Time to develop creative ideas always seems to be in short supply. Actually finding enough time in the day, week or month frequently is a premium commodity all too often. I think, we have become victims to the intensity of the noise around us, which tends to agitate us rather than inspire us. We read of others’ success and great accomplishments, and wonder, What’s wrong with me?

The perceived lack of adequate time pushes the artist to run into the studio and just start flinging supplies around hoping something wonderful will come out of the chaotic frenzy. Plowing full steam ahead may lead to spending time and money on a project that once finished, may be very disappointing. Trying new techniques and approaches without the benefit of experience and, yes, practice, can be fun and exhilarating but expecting awe- inspiring results can be deflating and anything but great. There’s nothing wrong with playing with your favorite supplies just to see what happens, but winging it is not recommended as a full time pursuit. One of my favorite sayings is, Winging it can be an artist’s best friend or their worst enemy.

I am one of those people, who will try-out, rehearse a new technique or a new art supply just to see what happens. Can I use it in my art? Is it a viable alternative to some method I know and use frequently? Will the technique accomplish what I envision for an image? Mostly, do I understand and appreciate the tar pit I may fall into if I use this technique?

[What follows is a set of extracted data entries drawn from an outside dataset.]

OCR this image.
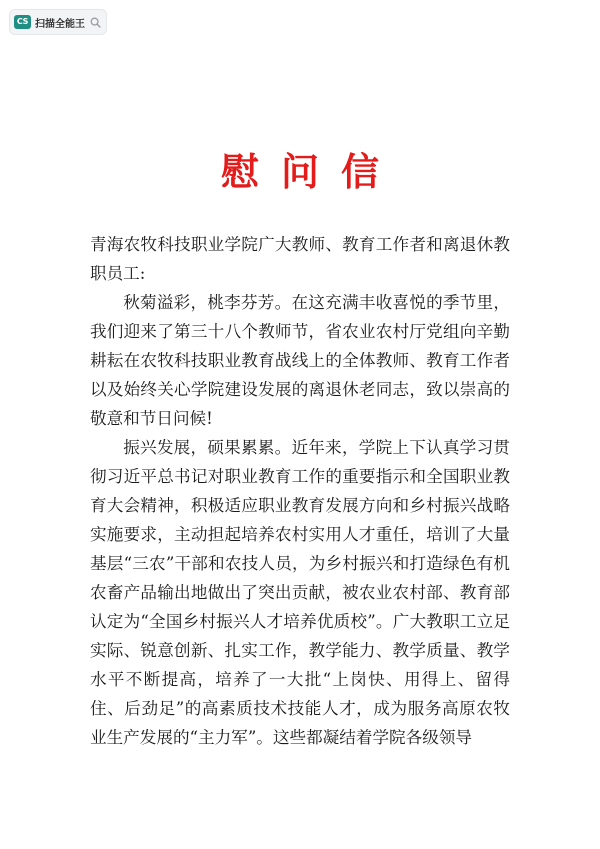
CS 扫描全能王
慰问信

青海农牧科技职业学院广大教师、教育工作者和离退休教职员工:

秋菊溢彩，桃李芬芳。在这充满丰收喜悦的季节里，我们迎来了第三十八个教师节，省农业农村厅党组向辛勤耕耘在农牧科技职业教育战线上的全体教师、教育工作者以及始终关心学院建设发展的离退休老同志，致以崇高的敬意和节日问候!

振兴发展，硕果累累。近年来，学院上下认真学习贯彻习近平总书记对职业教育工作的重要指示和全国职业教育大会精神，积极适应职业教育发展方向和乡村振兴战略实施要求，主动担起培养农村实用人才重任，培训了大量基层“三农”干部和农技人员，为乡村振兴和打造绿色有机农畜产品输出地做出了突出贡献，被农业农村部、教育部认定为“全国乡村振兴人才培养优质校”。广大教职工立足实际、锐意创新、扎实工作，教学能力、教学质量、教学水平不断提高，培养了一大批“上岗快、用得上、留得住、后劲足”的高素质技术技能人才，成为服务高原农牧业生产发展的“主力军”。这些都凝结着学院各级领导
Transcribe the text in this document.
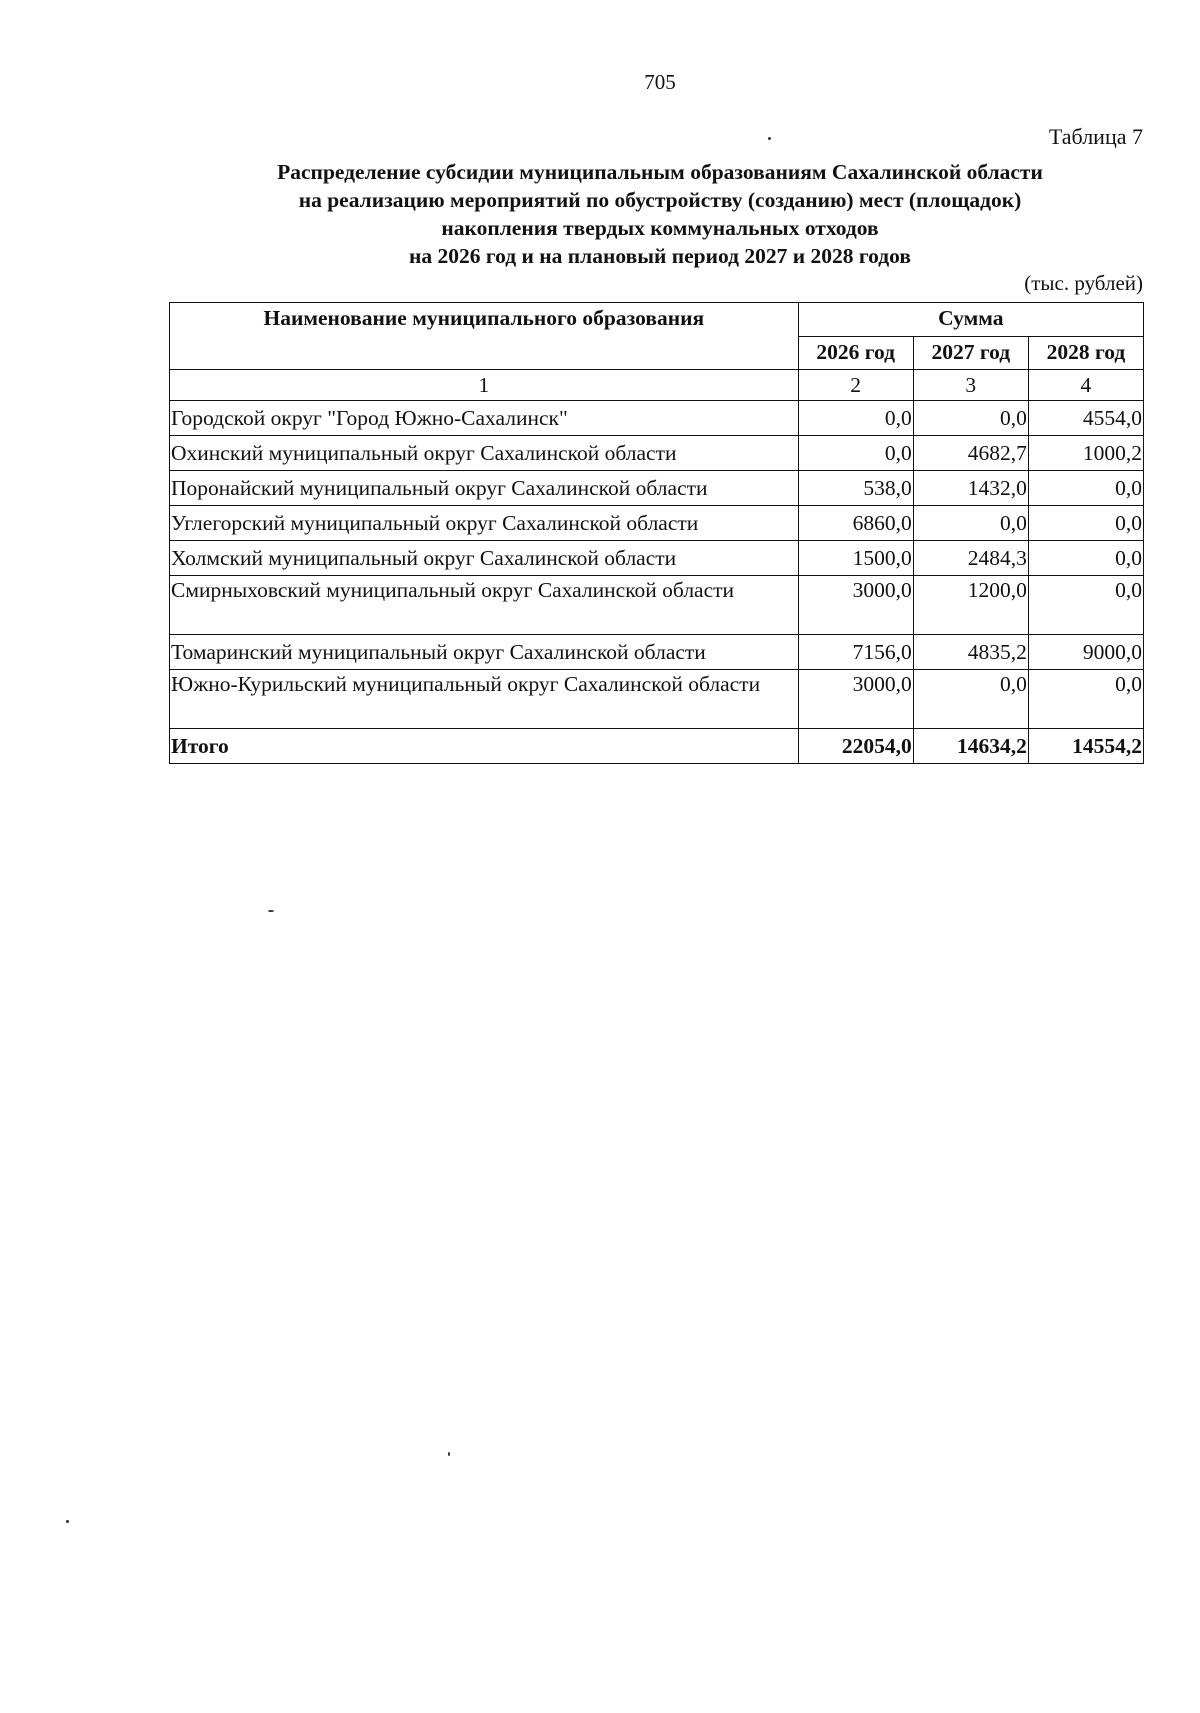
705
Таблица 7
Распределение субсидии муниципальным образованиям Сахалинской области
на реализацию мероприятий по обустройству (созданию) мест (площадок)
накопления твердых коммунальных отходов
на 2026 год и на плановый период 2027 и 2028 годов
(тыс. рублей)
Наименование муниципального образования	Сумма		
	2026 год	2027 год	2028 год
1	2	3	4
Городской округ "Город Южно-Сахалинск"	0,0	0,0	4554,0
Охинский муниципальный округ Сахалинской области	0,0	4682,7	1000,2
Поронайский муниципальный округ Сахалинской области	538,0	1432,0	0,0
Углегорский муниципальный округ Сахалинской области	6860,0	0,0	0,0
Холмский муниципальный округ Сахалинской области	1500,0	2484,3	0,0
Смирныховский муниципальный округ Сахалинской области	3000,0	1200,0	0,0
Томаринский муниципальный округ Сахалинской области	7156,0	4835,2	9000,0
Южно-Курильский муниципальный округ Сахалинской области	3000,0	0,0	0,0
Итого	22054,0	14634,2	14554,2
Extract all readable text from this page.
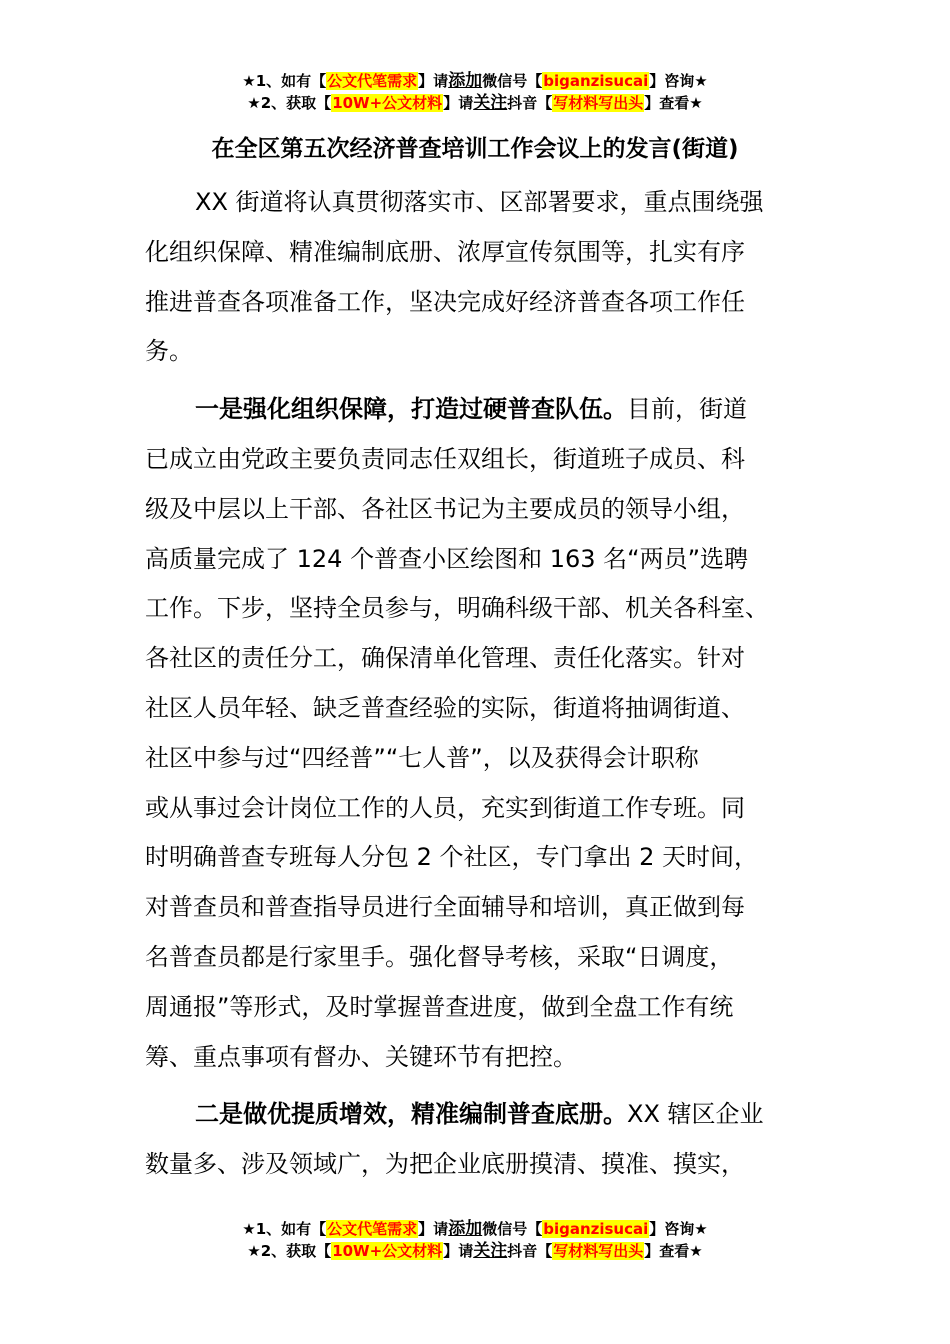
★1、如有【公文代笔需求】请添加微信号【biganzisucai】咨询★
★2、获取【10W+公文材料】请关注抖音【写材料写出头】查看★
在全区第五次经济普查培训工作会议上的发言(街道)
XX 街道将认真贯彻落实市、区部署要求，重点围绕强
化组织保障、精准编制底册、浓厚宣传氛围等，扎实有序
推进普查各项准备工作，坚决完成好经济普查各项工作任
务。
一是强化组织保障，打造过硬普查队伍。目前，街道
已成立由党政主要负责同志任双组长，街道班子成员、科
级及中层以上干部、各社区书记为主要成员的领导小组，
高质量完成了 124 个普查小区绘图和 163 名“两员”选聘
工作。下步，坚持全员参与，明确科级干部、机关各科室、
各社区的责任分工，确保清单化管理、责任化落实。针对
社区人员年轻、缺乏普查经验的实际，街道将抽调街道、
社区中参与过“四经普”“七人普”，以及获得会计职称
或从事过会计岗位工作的人员，充实到街道工作专班。同
时明确普查专班每人分包 2 个社区，专门拿出 2 天时间，
对普查员和普查指导员进行全面辅导和培训，真正做到每
名普查员都是行家里手。强化督导考核，采取“日调度，
周通报”等形式，及时掌握普查进度，做到全盘工作有统
筹、重点事项有督办、关键环节有把控。
二是做优提质增效，精准编制普查底册。XX 辖区企业
数量多、涉及领域广，为把企业底册摸清、摸准、摸实，
★1、如有【公文代笔需求】请添加微信号【biganzisucai】咨询★
★2、获取【10W+公文材料】请关注抖音【写材料写出头】查看★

Consequently, I make small samples before incorporating a new idea into a larger work. My example is Feather and Dot, 9" x 12". The smaller portion is 4" x 6½" and is the results of experimentation with a new supply in my arsenal. I like using tulle netting as shadows in my pictorials. I read about spraying tulle netting with "505® Spray and Fix", a temporary fabric adhesive, to position a single layer of tulle. I needed to know does it work? And, is it easier than another method of attaching netting? Yes, and the one pitfall is, the netting remained sticky to the touch for a very long time. Until the adhesive evaporates on tulle netting, it will attract dust, bits of thread and, I suppose flies and mosquitoes, although that did not happen.

The lessons learned were the advantages and disadvantages using 505® spray on some textiles. Making a small sample meant I didn’t lose 10 days on a larger piece because of tacky tulle netting. I also learned to place whatever I wish to spray with
505® in the bottom of a cardboard box to contain the spray droplets from lending stickiness to other nearby surfaces. It has its uses, is a great product, but one must read and follow carefully the instructions on the label.


Robin said...

Having come back from a meeting this weekend where I learned a new technique, this is great advice!

Marilyn Wall said...

Carol, enjoyed your comments on Art Digest today. I did sign up for the sketch book in hopes that it would spur me, motivate me, into at least a weekly post to the book. I am taking a class in drawing for a week at J. C. Campbell next month and am hoping for inspiration there as well.
I love that you plan your time (Summer) wish I had that kind of self control.

storybeader said...

I had a lot of fun at your reception, and will always appreciate your thoughtful eye and skillful hand. Wanted to use a few pics from your blog for a post I wanted to do. Is that ok?

LA Paylor said...

good to know about the tulle being sticky on both side. I don't enjoy many adhesives actually... sure make life easier but I just don't like the added chemicals around me.